This easy French brasserie classic can be the center of an elegant New Year’s Eve dinner for two.
The steaks should be fairly thick, I suggest buying fillets or sirloin, fired up and coated with peppercorns then combined with the creamy sauce, they will taste more than a classy combination.
This dish is at it best served with French fries, or potaoes sautees, très francais!
Yet broccoli florets or mixed vegetables will be great too. Enjoy it with great full body wine.
Ingredients: Serves 2
- 2 fillets or sirloin steaks (about 1 inch. thick)
- 2 tbsp butter
- 3 tbsp vegetable oil
- 1 large shallot or 2 medium thinly chopped
- 1 to 3 tbsp brandy
- ½ cup of heavy cream or crème fraiche
- 2 good tbsp. peppercorns crushed
- pinch of salt
How you make it:
- Prepare peppercorns, placing them into a plastic bag then crush rolling over with a rolling pin.

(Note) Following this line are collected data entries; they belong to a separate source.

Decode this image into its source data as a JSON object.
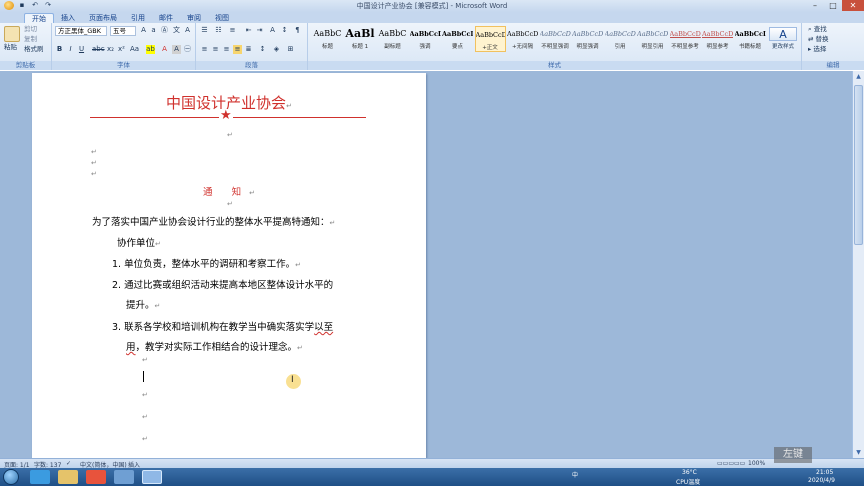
{
  "window": {
    "title": "中国设计产业协会 [兼容模式] - Microsoft Word",
    "controls": [
      "–",
      "□",
      "✕"
    ]
  },
  "tabs": [
    "开始",
    "插入",
    "页面布局",
    "引用",
    "邮件",
    "审阅",
    "视图"
  ],
  "ribbon": {
    "clipboard": {
      "paste": "粘贴",
      "cut": "剪切",
      "copy": "复制",
      "format_painter": "格式刷",
      "label": "剪贴板"
    },
    "font": {
      "name": "方正黑体_GBK",
      "size": "五号",
      "label": "字体"
    },
    "paragraph": {
      "label": "段落"
    },
    "styles": {
      "items": [
        {
          "sample": "AaBbC",
          "name": "标题"
        },
        {
          "sample": "AaBl",
          "name": "标题 1"
        },
        {
          "sample": "AaBbC",
          "name": "副标题"
        },
        {
          "sample": "AaBbCcD",
          "name": "强调"
        },
        {
          "sample": "AaBbCcD",
          "name": "要点"
        },
        {
          "sample": "AaBbCcDc",
          "name": "+正文"
        },
        {
          "sample": "AaBbCcDc",
          "name": "+无间隔"
        },
        {
          "sample": "AaBbCcDc",
          "name": "不明显强调"
        },
        {
          "sample": "AaBbCcDc",
          "name": "明显强调"
        },
        {
          "sample": "AaBbCcDc",
          "name": "引用"
        },
        {
          "sample": "AaBbCcDc",
          "name": "明显引用"
        },
        {
          "sample": "AaBbCcD",
          "name": "不明显参考"
        },
        {
          "sample": "AaBbCcD",
          "name": "明显参考"
        },
        {
          "sample": "AaBbCcI",
          "name": "书籍标题"
        }
      ],
      "change_styles": "更改样式",
      "label": "样式"
    },
    "editing": {
      "find": "查找",
      "replace": "替换",
      "select": "选择",
      "label": "编辑"
    }
  },
  "document": {
    "title": "中国设计产业协会",
    "notice_title": "通 知",
    "intro": "为了落实中国产业协会设计行业的整体水平提高特通知：",
    "org": "协作单位",
    "items": [
      {
        "num": "1.",
        "text": "单位负责，整体水平的调研和考察工作。"
      },
      {
        "num": "2.",
        "text": "通过比赛或组织活动来提高本地区整体设计水平的",
        "cont": "提升。"
      },
      {
        "num": "3.",
        "text_a": "联系各学校和培训机构在教学当中确实落实学",
        "text_b": "以至",
        "cont_a": "用",
        "cont_b": "，教学对实际工作相结合的设计理念。"
      }
    ],
    "para_mark": "↵",
    "star": "★"
  },
  "status": {
    "page": "页面: 1/1",
    "words": "字数: 137",
    "language": "中文(简体，中国)",
    "insert": "插入",
    "zoom": "100%"
  },
  "watermark": "左键",
  "taskbar": {
    "temp": "36°C",
    "cpu": "CPU温度",
    "time": "21:05",
    "date": "2020/4/9",
    "ime": "中"
  }
}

- Coat well the steaks, pressing with you hands if necessary on both sides.
- Add 2 tablespoons of oil and shallots in a heavy frying pan over medium heat, cook until translucent, then reserve.
- Add butter and remaining oil in the same pan, over medium high, let it melt slowly, add steaks and cook for 3 to 7 minutes till done, turn once.
- Cooking time shall be as you prefer, medium rare softy at fork, medium showing some liquids appearing on top, well done firm. When steaks are done reserve in warm plates covered.
Quickly deglaze the pan with the brandy let it warm up for 1 minute, add shallots, roll the pan, scrap the juices.
Here you have two options:
- Add steaks immediately then do a flambeé, (firing up with a match the hot brandy), add cream, warm it up, add a pinch of salt stir well, and serve immediately.
- Simply and safer pour the cream, warm it up quickly, stir well, add salt, add steaks for 30 seconds and then serve immediately.
(To flambeé in a safe way, keep the brandy warm and the pan at distance, rolling it until liquid evaporates then add cream and steaks).